For now, let me just explain the use of Scilab, for which there is a worked example in DATAPAK. Download these files, and place them all in one directory. In Windows, you double-click on the Scilab icon, which opens a Scilab session. Go to the `File' button on the toolbar, click on this, and select `Change current directory ...' from the list. Then select the directory where the data and programs from DATAPAK have been placed. In Linux, you open an xterm, and cd to the directory where the files from DATAPAK have been put, and then you type the command `scilab' at the prompt. Either way, you now have an open Scilab window in the correct directory. The main script is called intro.sci. This contains a lot of comments (prefixed by the character string "//") as well as a small amount of code. You can read the script in whatever text editor you are used to, and reading this will get you started with the use of Scilab commands. The data in the file SomeSP.txt contains daily prices for ten years for 29 stocks from the S&P 500 index, arranged in a big array with 30 columns, the first of which contains the date (in terms of days counted from some arbitrary starting date), the rest containing the closing prices. There are also column headers to identify the different stocks; Scilab and R can both cope with these. Perhaps the simplest thing is just to type

exec intro.sci;

at the prompt in the Scilab window. This will execute all the commands in the script intro.sci; at various points, you will be offered self-explanatory choices, which you can work through. This first script steps you through some simple exploratory data analyses designed to answer some simple but natural questions about stock price data:

  • Are log-returns Gaussian, as they would be if the Black-Scholes model was correct?

  • Are log-returns stationary?

  • Are the tails of the distribution of log-returns polynomial?

  • Is the autocorrelation of log-returns consistent with a model with stationary independent increments?

    There is no formal statistical testing carried out here, but once you have seen the plots, you will be left in no doubt that the answer to all of the above questions is "No".

    If log-returns are not Gaussian, stationary,or independent, why do so many people use models which assume that they are?

    That's not so easy to answer. At some point, when I have the time to expand these notes, I will explain why it's not completely stupid.

    How could I make some money trading these stocks?

    This is a more interesting question!

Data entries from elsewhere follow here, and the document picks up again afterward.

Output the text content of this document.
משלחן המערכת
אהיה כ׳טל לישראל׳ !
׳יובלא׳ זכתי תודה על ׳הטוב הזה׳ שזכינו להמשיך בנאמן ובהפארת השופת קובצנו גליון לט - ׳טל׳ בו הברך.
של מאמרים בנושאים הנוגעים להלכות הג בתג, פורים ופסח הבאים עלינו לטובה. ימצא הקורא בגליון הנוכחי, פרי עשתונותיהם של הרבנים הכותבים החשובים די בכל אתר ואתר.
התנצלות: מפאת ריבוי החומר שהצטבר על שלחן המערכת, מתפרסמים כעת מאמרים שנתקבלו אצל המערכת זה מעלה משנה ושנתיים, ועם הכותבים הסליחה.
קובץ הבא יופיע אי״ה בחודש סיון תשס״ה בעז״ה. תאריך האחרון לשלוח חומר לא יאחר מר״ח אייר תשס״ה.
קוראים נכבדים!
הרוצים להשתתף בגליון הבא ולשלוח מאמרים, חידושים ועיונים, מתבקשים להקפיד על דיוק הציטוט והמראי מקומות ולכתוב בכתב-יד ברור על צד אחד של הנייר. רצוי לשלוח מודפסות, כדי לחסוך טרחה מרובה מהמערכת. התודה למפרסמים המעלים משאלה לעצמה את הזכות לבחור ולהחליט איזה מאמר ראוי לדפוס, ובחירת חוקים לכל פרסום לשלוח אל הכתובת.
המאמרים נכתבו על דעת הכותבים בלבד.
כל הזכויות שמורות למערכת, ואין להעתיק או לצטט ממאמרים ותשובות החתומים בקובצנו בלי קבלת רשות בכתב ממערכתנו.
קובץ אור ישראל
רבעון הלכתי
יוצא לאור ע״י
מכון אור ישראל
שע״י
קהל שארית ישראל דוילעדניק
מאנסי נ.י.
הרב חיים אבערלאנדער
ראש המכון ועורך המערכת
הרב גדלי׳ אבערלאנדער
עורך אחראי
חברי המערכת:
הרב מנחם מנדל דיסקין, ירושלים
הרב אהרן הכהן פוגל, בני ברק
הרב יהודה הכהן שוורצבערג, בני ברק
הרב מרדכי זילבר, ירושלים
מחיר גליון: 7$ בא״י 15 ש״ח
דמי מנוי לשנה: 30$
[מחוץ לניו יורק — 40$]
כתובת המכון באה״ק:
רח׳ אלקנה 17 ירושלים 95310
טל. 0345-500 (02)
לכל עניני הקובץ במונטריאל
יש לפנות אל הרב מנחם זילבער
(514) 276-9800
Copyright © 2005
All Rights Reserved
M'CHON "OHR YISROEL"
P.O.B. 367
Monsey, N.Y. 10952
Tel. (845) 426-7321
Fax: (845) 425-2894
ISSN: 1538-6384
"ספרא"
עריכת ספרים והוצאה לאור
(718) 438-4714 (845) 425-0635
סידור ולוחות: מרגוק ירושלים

Well, you have the data, you have Scilab, now you could try to build some trading rule and see what it did for you. For example, you could simply buy-and-hold the stocks, splitting your wealth equally between them at time 0, and just sitting on that portfolio. Or you could try the 1/N strategy, where at the beginning of each day, you adjust your holdings of the different stocks so that the monetary values of your holdings of each stock are the same. You should find that this beats the buy-and-hold strategy pretty conclusively; I have not tried it on this data, but I would expect that this will give you a Sharpe ratio in the range 0.6 to 0.8. Don't forget to allow for transaction costs, which might amount to (say) 10 basis points ( = 1 part in 1000) on the change in your position.